むしろ、株式市場に上場しているというだけで、既に十分に選別された銘柄群であると考える人もいよう。それもまた一つの事実ではある。ただ、それでも上場銘柄は覚えきれないほどに存在する。
株式投資の一番のメリットは大きなリターンを見込み得ることである。成長する株式に投資ができれば特段の努力なく資産を何倍にも伸ばすことができる。債券投資では残念ながらこのようなアップサイドはない。その代わり、株式の価値はゼロになり得る。投資したお金が全てなくなるというダウンサイドのリスクも抱えることになる。
株式投資におけるこの変動幅を抑える方法はインデックス投資(分散投資)が挙げられる。
個別株式をたくさん分散して買ったところで今回のように成功と失敗が見えてしまうので、下がってきたものを売り、上がっているものを買う、といった長期投資から外れる行動に出てしまう可能性も否定できない。
インデックス投資によって、株式の選別における恣意性を排除することができる。少ない元手であればより大きなリターンを求めて個別株式に向い、より大きな投資資金であれば資産の安定性を求めてインデックスに走る、という現象が起きやすくなるのもここから理解できよう。
個別株式ポートフォリオへ行き着く人の特徴
投資は株式だという考え方があるとき
投資とはお金を稼ぐことであり、もっとも手軽なのは株式投資であり、そして最終的に行き着くのも株式投資である、という考え方を持つ人も中にはいる。
今の時代、スマホのアプリで世界中に投資ができるのだからこれを逃す手はない。FXなどに比べれば、よりしっかりと企業を見極めれば初心者から知識をつけてもそれなりには投資家としての目利きを鍛えることは可能であるといえる。運だけでなく実力も影響する、という点で株式市場はフェアかもしれない。もちろん、実力をつけるには弛まぬ努力が必要だし、その上に運の要素も当然あるのだから、成功が約束されているわけではない。
より大きなリターンを狙うとき
個別の株式投資は一般論からすればハイリスクハイリターンであるといえよう。どうせ投資をするのなら、やってよかったと言えるくらいのリターンの幅がなければ、というのも一つの考え方ではある。

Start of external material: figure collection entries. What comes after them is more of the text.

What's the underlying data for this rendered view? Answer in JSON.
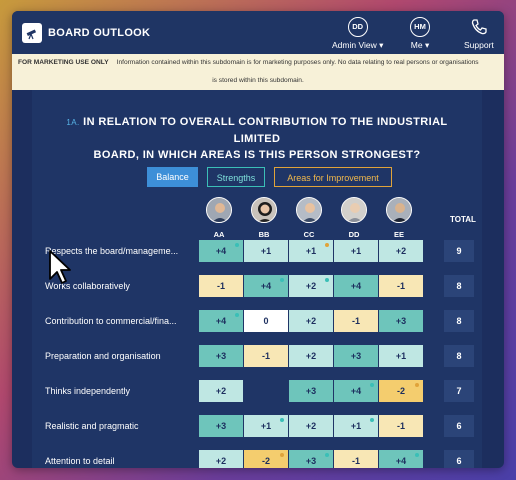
{
  "header": {
    "brand": "BOARD OUTLOOK",
    "nav": [
      {
        "initials": "DD",
        "label": "Admin View ▾"
      },
      {
        "initials": "HM",
        "label": "Me ▾"
      },
      {
        "icon": "phone-icon",
        "label": "Support"
      }
    ]
  },
  "notice": {
    "tag": "FOR MARKETING USE ONLY",
    "line1": "Information contained within this subdomain is for marketing purposes only. No data relating to real persons or organisations",
    "line2": "is stored within this subdomain."
  },
  "question": {
    "number": "1A.",
    "text_line1": "IN RELATION TO OVERALL CONTRIBUTION TO THE INDUSTRIAL LIMITED",
    "text_line2": "BOARD, IN WHICH AREAS IS THIS PERSON STRONGEST?"
  },
  "tabs": [
    "Balance",
    "Strengths",
    "Areas for Improvement"
  ],
  "people": [
    "AA",
    "BB",
    "CC",
    "DD",
    "EE"
  ],
  "total_label": "TOTAL",
  "rows": [
    {
      "label": "Respects the board/manageme...",
      "cells": [
        [
          "+4",
          "teal",
          "teal"
        ],
        [
          "+1",
          "light",
          ""
        ],
        [
          "+1",
          "light",
          "amber"
        ],
        [
          "+1",
          "light",
          ""
        ],
        [
          "+2",
          "light",
          ""
        ]
      ],
      "total": "9"
    },
    {
      "label": "Works collaboratively",
      "cells": [
        [
          "-1",
          "yellow",
          ""
        ],
        [
          "+4",
          "teal",
          "teal"
        ],
        [
          "+2",
          "light",
          "teal"
        ],
        [
          "+4",
          "teal",
          ""
        ],
        [
          "-1",
          "yellow",
          ""
        ]
      ],
      "total": "8"
    },
    {
      "label": "Contribution to commercial/fina...",
      "cells": [
        [
          "+4",
          "teal",
          "teal"
        ],
        [
          "0",
          "white",
          ""
        ],
        [
          "+2",
          "light",
          ""
        ],
        [
          "-1",
          "yellow",
          ""
        ],
        [
          "+3",
          "teal",
          ""
        ]
      ],
      "total": "8"
    },
    {
      "label": "Preparation and organisation",
      "cells": [
        [
          "+3",
          "teal",
          ""
        ],
        [
          "-1",
          "yellow",
          ""
        ],
        [
          "+2",
          "light",
          ""
        ],
        [
          "+3",
          "teal",
          ""
        ],
        [
          "+1",
          "light",
          ""
        ]
      ],
      "total": "8"
    },
    {
      "label": "Thinks independently",
      "cells": [
        [
          "+2",
          "light",
          ""
        ],
        [
          "",
          "empty",
          ""
        ],
        [
          "+3",
          "teal",
          ""
        ],
        [
          "+4",
          "teal",
          "teal"
        ],
        [
          "-2",
          "amber",
          "amber"
        ]
      ],
      "total": "7"
    },
    {
      "label": "Realistic and pragmatic",
      "cells": [
        [
          "+3",
          "teal",
          ""
        ],
        [
          "+1",
          "light",
          "teal"
        ],
        [
          "+2",
          "light",
          ""
        ],
        [
          "+1",
          "light",
          "teal"
        ],
        [
          "-1",
          "yellow",
          ""
        ]
      ],
      "total": "6"
    },
    {
      "label": "Attention to detail",
      "cells": [
        [
          "+2",
          "light",
          ""
        ],
        [
          "-2",
          "amber",
          "amber"
        ],
        [
          "+3",
          "teal",
          "teal"
        ],
        [
          "-1",
          "yellow",
          ""
        ],
        [
          "+4",
          "teal",
          "teal"
        ]
      ],
      "total": "6"
    }
  ]
}
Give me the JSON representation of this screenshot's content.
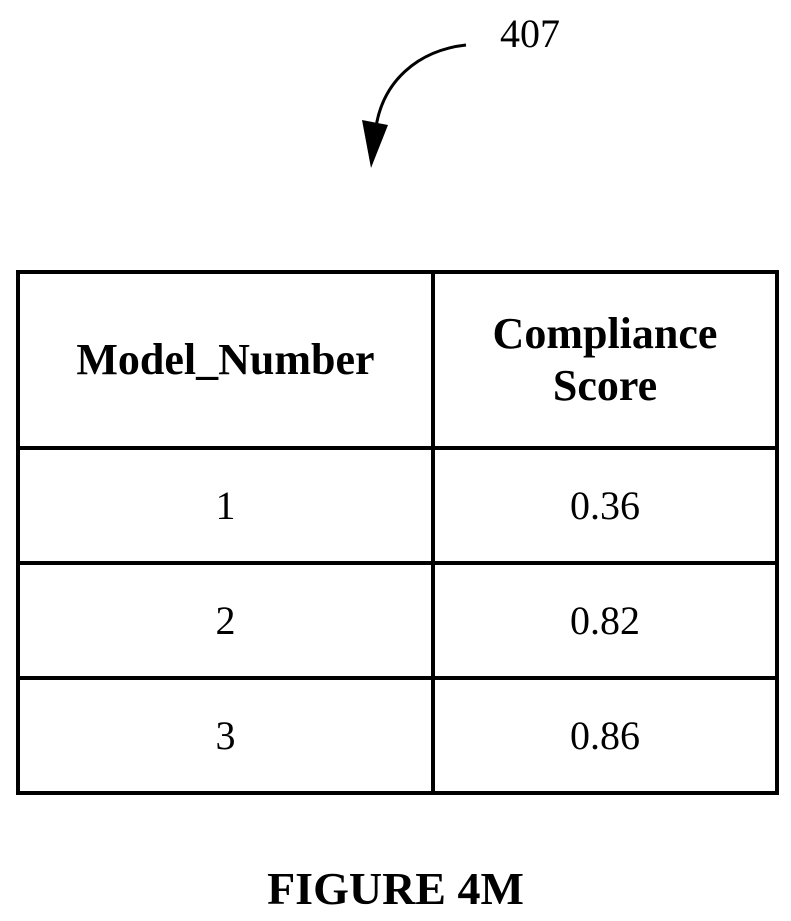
{
  "reference_label": "407",
  "table": {
    "headers": [
      "Model_Number",
      "Compliance Score"
    ],
    "rows": [
      [
        "1",
        "0.36"
      ],
      [
        "2",
        "0.82"
      ],
      [
        "3",
        "0.86"
      ]
    ]
  },
  "caption": "FIGURE 4M"
}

もちろん株式の中にも大きく株価を伸ばすものもあれば、配当をしっかり出して株価を安定させることに重きを置く企業もある。
株式全般はリターンが狙いやすいというのは間違っていないが、何を買ってもリターンが高いというのは間違いではある。どういう目的でその銘柄に投資をするのかは本来あってしかるべきものである。
とにかく低コストで自分でやりたいとき
株式取引は複雑ではない。買いたい企業を決めて買うだけである。
近年は取引にかかる手数料も限りなくゼロに近いところまできており、投資のDIYをするにはもってこいである。それに選択肢がたくさんあるおかげで、選択の余地があり、裁量が大きいという認識をしやすいものでもある。
とにかく低コストで、そして自分の力で投資をしたい、という人がアクセスしやすいものであるのは確かだろう。
個別株式での運用戦略
今回は香港株式のポートフォリオを見たが、香港に限った話ではない。香港だからこそ買える株式というのはあり得るが、香港から世界中の株式市場で取引をすることも全く問題がない。
仮に香港在住だったとしても香港株式にこだわりすぎて、本来アクセスできる他の市場のことを忘れるのももったいない。投資機会があるところに群がるのが投資家である。そこは貪欲で構わない。
株式以上に複雑でリスクの高い商品はあるものの、株式も十分リスクの高いものである。
その割には手軽なので、独断で手を出して失敗し、いつの間にか退場する人もいるが、適切なアドバイスを受けて、本来自分が目指したい運用とは何かを決めた上で、運用戦略を構築したい。
株式市場は昔も今も投資の主戦場であること自体は揺るがない。